M. [K] soutient que cette différence de traitement s'expliquerait uniquement par les tensions apparues à la fin de l'année 2002 entre lui-même et Mme [G] (responsable d'antenne de proximité), ce qui est contredit par la proposition d'achat de ce même logement envoyée par la SA [Localité 5] & Cités le 29 juin 2023. Il ne justifie donc pas de ce moyen qui est inopérant.
Il ne bénéficie en outre d'aucun droit acquis à se maintenir dans les lieux, l'art 8 du règlement d'occupation mis en avant ne prévalant pas, eu égard à la hiérarchie des normes, sur les dispositions de l'article 23 du décret n°46-1433 du 14 juin 1946 susvisé. Il ne peut davantage revendiquer l'existence d'un bail à son bénéfice pour avoir réglé quelques mois d'indemnité d'occupation, alors même que, à peine deux mois après le décès de Mme [Z] [K], la SA [Localité 5] & Cités lui a signifié son intention de reprendre le logement, ce qui démontre l'absence de bail les liant.
La SA [Localité 5] et Cités était donc bien fondée à voir reconnaître l'absence de titre de M. [K] sur le logement, à obtenir son expulsion, et à le voir condamner au paiement d'une indemnité d'occupation égale au montant du loyer jusqu'à la libération effective du logement, dont les modalités ne sont par ailleurs pas contestées.
Ainsi, il y a lieu de confirmer le jugement en toutes ses dispositions et en ce qu'il a fait droit aux demandes de la SA [Localité 5] et Cités, étant observé que M. [K] ne soutient plus sa demande au titre des délais pour quitter le logement en cause d'appel.
Sur les frais du procès
Le jugement entrepris sera confirmé en ses dispositions relatives aux dépens et au titre des dispositions de l'article 700 du code de procédure civile.

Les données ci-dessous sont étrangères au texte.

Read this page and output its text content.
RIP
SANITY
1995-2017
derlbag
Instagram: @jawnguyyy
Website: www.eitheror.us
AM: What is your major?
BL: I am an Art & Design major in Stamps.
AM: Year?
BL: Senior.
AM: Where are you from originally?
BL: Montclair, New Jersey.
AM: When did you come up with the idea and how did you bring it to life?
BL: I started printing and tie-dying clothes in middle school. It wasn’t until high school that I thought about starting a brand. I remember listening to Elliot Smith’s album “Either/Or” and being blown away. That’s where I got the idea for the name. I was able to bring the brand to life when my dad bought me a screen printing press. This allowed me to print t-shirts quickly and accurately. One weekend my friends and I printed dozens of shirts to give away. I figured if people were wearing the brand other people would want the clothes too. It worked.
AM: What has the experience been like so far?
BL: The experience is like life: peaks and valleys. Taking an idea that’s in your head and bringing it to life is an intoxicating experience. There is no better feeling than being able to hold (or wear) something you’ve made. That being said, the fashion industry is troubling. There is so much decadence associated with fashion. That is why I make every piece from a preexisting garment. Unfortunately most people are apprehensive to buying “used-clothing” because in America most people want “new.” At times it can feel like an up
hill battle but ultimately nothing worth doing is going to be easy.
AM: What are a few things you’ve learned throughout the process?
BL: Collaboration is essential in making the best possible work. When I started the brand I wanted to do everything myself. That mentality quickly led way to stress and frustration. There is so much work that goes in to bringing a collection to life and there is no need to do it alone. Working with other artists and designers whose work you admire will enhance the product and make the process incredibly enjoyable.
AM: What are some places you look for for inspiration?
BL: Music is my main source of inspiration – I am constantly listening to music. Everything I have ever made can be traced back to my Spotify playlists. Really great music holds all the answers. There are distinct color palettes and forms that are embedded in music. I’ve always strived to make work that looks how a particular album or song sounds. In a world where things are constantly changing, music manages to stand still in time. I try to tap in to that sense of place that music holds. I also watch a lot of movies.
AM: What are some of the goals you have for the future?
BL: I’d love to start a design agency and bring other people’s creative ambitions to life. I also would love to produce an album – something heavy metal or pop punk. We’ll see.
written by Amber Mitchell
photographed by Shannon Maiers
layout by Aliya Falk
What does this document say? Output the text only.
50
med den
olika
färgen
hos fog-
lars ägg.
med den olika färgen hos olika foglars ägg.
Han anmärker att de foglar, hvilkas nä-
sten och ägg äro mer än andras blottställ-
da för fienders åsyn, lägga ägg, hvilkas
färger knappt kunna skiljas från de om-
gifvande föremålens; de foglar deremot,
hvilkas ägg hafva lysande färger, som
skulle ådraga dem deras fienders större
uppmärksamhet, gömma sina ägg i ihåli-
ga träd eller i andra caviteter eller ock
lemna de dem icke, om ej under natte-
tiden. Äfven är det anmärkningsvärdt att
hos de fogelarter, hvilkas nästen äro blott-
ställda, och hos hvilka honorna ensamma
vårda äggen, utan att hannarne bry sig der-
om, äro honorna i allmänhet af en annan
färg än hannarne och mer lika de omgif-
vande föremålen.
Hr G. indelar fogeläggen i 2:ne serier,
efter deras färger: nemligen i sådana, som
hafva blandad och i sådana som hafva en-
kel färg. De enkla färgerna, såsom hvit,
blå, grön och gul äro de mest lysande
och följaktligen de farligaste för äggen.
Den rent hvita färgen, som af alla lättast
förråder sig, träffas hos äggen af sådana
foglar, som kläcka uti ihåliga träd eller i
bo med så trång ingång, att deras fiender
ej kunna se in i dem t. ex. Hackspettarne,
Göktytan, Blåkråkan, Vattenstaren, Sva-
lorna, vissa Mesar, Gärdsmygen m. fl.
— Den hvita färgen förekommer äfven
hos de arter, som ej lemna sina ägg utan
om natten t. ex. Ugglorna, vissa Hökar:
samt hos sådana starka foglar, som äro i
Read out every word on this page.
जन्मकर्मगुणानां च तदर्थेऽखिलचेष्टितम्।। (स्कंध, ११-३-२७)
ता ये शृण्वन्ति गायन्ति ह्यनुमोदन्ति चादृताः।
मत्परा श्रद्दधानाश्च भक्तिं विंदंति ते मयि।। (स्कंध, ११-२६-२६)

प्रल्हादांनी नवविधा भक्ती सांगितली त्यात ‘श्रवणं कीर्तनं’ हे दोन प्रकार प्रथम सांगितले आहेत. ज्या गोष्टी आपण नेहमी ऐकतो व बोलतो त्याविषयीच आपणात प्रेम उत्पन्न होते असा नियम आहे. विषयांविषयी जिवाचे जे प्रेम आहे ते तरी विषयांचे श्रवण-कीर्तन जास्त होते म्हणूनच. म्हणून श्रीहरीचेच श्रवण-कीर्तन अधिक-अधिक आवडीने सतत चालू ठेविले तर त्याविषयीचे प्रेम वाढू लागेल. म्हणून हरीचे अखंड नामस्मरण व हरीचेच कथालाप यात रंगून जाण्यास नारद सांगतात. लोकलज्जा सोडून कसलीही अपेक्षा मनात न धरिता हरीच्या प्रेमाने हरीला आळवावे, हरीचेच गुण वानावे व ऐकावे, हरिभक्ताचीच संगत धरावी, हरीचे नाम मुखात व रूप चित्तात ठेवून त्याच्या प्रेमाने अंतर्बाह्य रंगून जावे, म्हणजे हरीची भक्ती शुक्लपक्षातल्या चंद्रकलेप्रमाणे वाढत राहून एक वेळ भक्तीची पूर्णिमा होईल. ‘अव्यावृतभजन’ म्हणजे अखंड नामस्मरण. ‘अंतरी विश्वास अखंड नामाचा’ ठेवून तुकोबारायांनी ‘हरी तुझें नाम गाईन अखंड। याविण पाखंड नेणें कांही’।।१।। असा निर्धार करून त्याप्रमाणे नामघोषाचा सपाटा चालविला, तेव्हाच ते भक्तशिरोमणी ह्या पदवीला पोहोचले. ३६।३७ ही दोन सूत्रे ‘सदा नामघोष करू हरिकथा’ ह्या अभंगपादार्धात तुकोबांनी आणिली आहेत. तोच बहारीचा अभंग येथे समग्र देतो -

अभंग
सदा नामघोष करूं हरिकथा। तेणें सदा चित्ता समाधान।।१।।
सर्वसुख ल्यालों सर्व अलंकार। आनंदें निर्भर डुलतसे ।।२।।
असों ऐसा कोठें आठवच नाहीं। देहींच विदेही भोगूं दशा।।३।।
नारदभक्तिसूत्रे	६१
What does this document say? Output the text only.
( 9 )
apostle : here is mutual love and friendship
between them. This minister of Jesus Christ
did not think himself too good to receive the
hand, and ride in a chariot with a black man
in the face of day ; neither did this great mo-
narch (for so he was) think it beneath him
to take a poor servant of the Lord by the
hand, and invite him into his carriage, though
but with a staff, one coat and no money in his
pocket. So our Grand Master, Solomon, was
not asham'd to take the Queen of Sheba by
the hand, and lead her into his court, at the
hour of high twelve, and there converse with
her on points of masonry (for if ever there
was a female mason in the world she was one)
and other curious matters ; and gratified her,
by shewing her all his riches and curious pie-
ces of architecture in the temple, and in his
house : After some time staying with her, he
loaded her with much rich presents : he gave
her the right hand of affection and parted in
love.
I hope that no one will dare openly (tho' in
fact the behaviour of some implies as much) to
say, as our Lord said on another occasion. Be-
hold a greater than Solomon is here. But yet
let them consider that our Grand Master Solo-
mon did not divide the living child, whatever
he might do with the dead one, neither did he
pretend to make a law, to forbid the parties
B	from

Le sens du présent arrêt conduit à condamner M. [K] aux dépens et à le condamner à payer à la SA [Localité 5] & Cités la somme de 500 euros au titre de l'article 700 du code de procédure civile.
M. [K] sera débouté de sa demande à ce titre.
PAR CES MOTIFS
,
La cour,
Confirme le jugement entrepris en toutes ses dispositions critiquées,
Y ajoutant,
Condamne M. [I] [K] aux dépens d'appel,
Condamne M. [I] [K] à payer à la SA [Localité 5] & Cités la somme de 500 euros au titre de l'article 700 du code de procédure civile,
Déboute M. [K] de sa demande formée au titre de l'article 700 du code de procédure civile.